The three-hour round trip

Mia was one month old yesterday. “Did you have a party?” I ask, jokingly.

“No, but he wants a big party for her first birthday. He wants to hire a venue and invite lots of people.”

Frances is reading the first four posts of this blog, before it goes live. It’s important I have her agreement. I’ve told her she can write for it as well but, for now, it’s not her priority. “There’s a bit here you should take out,” she says, underlining a short paragraph about their early relationship.

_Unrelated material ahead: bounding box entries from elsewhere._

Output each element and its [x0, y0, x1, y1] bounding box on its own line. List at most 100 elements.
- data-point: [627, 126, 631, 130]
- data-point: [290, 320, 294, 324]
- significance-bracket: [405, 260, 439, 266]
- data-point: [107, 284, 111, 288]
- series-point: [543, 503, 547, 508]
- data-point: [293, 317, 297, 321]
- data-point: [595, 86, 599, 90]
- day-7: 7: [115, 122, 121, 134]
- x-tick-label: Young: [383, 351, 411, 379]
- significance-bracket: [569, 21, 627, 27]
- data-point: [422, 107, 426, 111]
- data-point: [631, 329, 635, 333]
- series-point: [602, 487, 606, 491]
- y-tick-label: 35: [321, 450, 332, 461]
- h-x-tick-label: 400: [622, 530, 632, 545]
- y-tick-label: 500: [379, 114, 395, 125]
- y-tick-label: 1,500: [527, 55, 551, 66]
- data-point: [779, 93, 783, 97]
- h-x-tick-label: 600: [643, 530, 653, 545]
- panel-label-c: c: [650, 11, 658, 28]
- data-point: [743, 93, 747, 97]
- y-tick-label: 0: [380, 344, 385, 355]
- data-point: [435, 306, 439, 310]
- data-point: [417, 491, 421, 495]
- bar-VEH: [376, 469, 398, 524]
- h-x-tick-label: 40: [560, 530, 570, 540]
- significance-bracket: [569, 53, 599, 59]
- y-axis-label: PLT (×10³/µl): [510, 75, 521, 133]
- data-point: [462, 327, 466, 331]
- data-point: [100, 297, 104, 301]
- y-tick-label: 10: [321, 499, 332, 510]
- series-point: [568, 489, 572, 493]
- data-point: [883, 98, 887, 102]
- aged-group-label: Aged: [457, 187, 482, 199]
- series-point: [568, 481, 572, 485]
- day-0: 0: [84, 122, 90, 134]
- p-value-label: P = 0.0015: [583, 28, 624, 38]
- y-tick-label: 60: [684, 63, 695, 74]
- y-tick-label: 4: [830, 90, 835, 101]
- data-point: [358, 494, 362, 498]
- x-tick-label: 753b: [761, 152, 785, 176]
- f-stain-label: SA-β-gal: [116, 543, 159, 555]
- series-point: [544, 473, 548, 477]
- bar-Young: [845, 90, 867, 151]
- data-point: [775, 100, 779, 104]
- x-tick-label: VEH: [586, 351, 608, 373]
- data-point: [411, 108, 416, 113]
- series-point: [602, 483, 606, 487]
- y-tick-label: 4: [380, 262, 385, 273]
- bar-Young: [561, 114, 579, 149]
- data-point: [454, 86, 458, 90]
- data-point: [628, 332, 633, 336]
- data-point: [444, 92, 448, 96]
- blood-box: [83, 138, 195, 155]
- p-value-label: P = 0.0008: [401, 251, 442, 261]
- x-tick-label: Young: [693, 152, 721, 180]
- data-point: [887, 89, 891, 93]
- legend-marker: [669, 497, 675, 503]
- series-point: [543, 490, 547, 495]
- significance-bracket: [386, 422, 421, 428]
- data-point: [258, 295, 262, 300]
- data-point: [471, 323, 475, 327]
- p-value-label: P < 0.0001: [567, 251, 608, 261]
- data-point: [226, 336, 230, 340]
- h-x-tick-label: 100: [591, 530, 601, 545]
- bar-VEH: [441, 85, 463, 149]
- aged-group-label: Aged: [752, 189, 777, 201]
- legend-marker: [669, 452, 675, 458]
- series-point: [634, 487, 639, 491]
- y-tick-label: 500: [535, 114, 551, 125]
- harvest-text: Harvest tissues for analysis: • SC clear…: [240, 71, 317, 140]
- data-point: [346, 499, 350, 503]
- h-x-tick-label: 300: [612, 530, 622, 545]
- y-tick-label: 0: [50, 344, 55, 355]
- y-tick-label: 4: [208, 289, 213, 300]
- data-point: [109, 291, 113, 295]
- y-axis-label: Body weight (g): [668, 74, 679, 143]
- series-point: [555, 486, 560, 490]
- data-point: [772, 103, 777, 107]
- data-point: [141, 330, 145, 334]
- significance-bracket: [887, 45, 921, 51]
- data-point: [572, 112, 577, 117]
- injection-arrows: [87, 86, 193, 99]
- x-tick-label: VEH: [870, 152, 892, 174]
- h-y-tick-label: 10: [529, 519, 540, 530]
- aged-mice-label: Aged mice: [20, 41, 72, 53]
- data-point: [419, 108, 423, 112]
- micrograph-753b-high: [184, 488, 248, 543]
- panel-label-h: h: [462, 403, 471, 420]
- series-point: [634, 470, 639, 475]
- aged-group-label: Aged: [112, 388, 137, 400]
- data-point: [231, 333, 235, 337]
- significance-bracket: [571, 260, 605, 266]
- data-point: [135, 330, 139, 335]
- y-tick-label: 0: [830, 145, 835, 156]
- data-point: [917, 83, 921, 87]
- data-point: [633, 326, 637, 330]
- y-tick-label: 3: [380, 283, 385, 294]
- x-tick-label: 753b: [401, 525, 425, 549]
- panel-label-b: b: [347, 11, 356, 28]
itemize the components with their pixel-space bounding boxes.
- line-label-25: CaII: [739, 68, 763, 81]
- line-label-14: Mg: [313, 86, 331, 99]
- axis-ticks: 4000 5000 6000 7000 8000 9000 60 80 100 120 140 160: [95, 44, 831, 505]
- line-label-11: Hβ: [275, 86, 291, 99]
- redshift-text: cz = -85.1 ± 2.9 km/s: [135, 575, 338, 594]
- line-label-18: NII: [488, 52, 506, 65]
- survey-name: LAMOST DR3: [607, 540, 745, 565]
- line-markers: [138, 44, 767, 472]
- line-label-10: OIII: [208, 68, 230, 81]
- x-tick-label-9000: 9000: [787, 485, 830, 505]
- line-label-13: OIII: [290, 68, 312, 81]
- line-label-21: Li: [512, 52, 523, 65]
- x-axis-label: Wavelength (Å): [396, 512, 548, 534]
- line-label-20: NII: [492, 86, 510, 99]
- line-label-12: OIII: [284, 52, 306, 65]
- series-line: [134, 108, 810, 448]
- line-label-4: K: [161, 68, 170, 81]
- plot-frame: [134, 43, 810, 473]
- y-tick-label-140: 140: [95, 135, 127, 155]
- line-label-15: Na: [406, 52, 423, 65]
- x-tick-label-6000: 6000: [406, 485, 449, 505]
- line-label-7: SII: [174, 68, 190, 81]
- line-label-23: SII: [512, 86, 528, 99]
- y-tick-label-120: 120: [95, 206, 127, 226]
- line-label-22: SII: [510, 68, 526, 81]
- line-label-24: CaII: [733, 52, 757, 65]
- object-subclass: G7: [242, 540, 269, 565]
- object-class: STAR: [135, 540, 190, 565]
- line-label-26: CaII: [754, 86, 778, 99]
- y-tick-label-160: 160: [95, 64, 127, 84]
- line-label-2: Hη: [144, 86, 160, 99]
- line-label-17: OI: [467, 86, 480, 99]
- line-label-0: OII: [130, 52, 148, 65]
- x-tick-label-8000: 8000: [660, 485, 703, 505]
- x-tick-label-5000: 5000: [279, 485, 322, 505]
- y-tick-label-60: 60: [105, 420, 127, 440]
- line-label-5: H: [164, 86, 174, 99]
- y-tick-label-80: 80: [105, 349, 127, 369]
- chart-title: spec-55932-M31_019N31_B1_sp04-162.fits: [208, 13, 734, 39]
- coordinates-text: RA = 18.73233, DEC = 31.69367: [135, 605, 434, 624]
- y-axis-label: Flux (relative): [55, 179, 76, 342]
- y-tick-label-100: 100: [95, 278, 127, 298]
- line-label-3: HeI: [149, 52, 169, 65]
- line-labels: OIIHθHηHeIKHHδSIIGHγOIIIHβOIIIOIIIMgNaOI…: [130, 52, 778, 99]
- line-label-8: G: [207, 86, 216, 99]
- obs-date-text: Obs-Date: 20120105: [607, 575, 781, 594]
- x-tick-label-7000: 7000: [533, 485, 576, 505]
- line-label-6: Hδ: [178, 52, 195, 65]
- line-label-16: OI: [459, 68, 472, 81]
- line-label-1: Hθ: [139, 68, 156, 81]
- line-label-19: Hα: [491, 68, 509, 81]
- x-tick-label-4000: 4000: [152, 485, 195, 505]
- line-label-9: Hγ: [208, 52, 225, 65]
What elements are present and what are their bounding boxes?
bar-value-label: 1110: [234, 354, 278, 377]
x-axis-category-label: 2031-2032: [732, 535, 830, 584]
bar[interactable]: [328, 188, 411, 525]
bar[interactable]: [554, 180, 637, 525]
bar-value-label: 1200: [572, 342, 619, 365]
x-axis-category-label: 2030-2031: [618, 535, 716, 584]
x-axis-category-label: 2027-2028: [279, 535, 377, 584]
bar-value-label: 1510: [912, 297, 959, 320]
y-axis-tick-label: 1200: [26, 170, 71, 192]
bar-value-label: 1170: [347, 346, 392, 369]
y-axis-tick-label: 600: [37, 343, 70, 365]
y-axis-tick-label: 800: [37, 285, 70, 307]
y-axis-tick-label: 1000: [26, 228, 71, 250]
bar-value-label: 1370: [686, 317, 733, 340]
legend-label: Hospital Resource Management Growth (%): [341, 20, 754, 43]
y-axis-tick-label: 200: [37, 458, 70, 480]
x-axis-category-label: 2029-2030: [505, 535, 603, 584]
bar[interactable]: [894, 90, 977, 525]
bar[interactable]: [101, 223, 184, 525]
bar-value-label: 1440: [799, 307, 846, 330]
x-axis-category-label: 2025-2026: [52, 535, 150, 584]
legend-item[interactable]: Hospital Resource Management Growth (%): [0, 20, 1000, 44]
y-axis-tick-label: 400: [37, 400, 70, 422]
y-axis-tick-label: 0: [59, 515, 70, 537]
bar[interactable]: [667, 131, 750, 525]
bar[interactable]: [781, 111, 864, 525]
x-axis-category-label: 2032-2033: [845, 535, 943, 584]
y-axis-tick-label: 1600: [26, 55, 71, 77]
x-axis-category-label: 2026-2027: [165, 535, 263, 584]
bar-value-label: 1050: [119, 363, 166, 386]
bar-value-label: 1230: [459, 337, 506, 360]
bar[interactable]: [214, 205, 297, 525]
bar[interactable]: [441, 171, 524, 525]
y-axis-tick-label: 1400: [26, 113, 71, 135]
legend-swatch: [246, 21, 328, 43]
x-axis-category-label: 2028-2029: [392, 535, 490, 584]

On these last few visits, I’ve been meaning to ask about money and find out how she copes now she’s a mum. “This place is paid for out of housing benefit,” she says, “and I’ll get income support, child benefit and family tax credits, but I haven’t had any of it yet.”

“What do you mean?”

Although Mia is now a month old the benefit system hasn’t caught up. Frances says you can only apply for benefit AFTER the baby is born and so she hasn’t received anything yet. “So how have you managed?” I ask.

“His money,” she says of Hassan, “and my social worker has given me the odd £30 when she is here.”

If the social worker cannot hand over emergency cash personally Frances says she is invited to pick some up from their offices in Longsight, across the other side of town. This reminds me of Barbara, a 70-year-old Zimbabwean asylum seeker I followed a couple of years ago on her bus journeys to pick up £35 in supermarket vouchers. Four bus journeys in all. It took all of one morning.

Later, at home, I plan the proposed route on the local travel website. The 15-minute car journey would take an hour by public transport: three separate bus rides. So, had Frances needed the cash desperately, she would have to pay for six bus journeys and take her month-old daughter on a three-hour round trip for £30. She didn’t do it in the end but relied instead on Hassan’s benefits.

While we are talking Hassan is busy preparing a bottle and a bath for Mia. “She’ll be awake soon,” he says, measuring the formula, checking the temperature of the water. He’s a hands-on dad.

“We have no hot water,” he says, “it’s broken, so we have to use the kettle. They say it’ll be working again on Monday.” It’s Wednesday today.

As a team, Frances and Hassan, change, bathe and feed their daughter.

“Which one?” asks Frances of the two Babygros she has brought from the bedroom.

“What shall we wash first, face or hair?” asks Hassan.

“Why are you asking me? You know what you are doing, you do it every time.”

Before I leave Frances asks how to get onto the website. “It’s ‘’.”

Hassan smiles. “Just that?”

“He’s getting excited,” says Frances.